Post by Christopher K. » April 17th, 2011, 7:54 pm

There are two dozen responses to this journal concerning the Hoover article. One is a very brief statement from none other than Harrison Schmidt, who says "I only wonder why many do not seem to want life to have originated independently on Earth?"

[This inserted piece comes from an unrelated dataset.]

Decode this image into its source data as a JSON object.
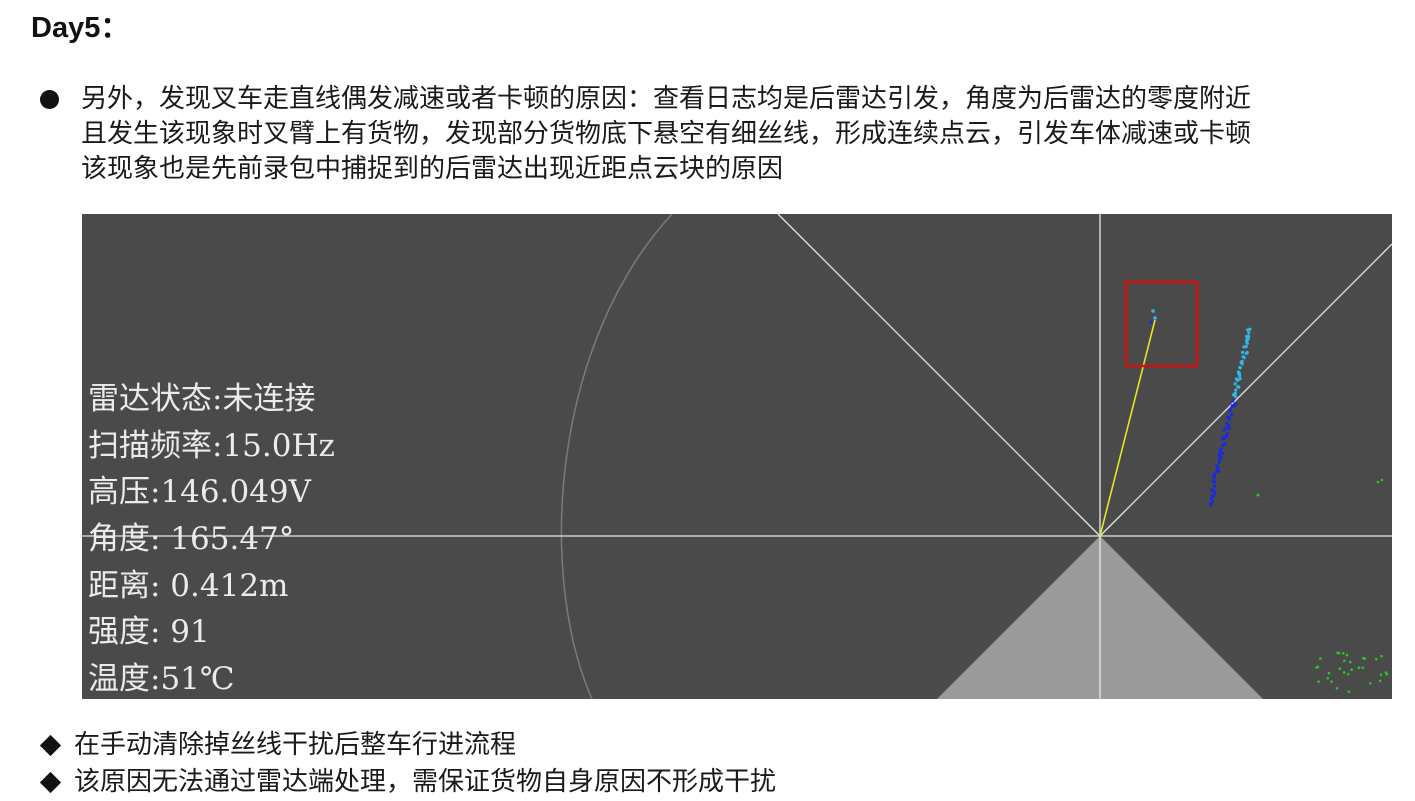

Another responder is Tulane's Frank Tipler, who states "The very fact that cyanobacteria are so resistant to radiation is evidence that they evolved in an environment where the radiation level was much higher than on Earth today, or even the Earth of 3.9 billion years ago, the time when the Earth became a habitable planet. The universe of 11 billion years ago would have been such an environment, as star formation and death would be much more rapid then than now." However, Tipler also states "caution is called for".

Strangely, some others who posted their commentaries do not seem to be in the fields one would think. One is in a school of psychology, another in a department of neuropsychiatry.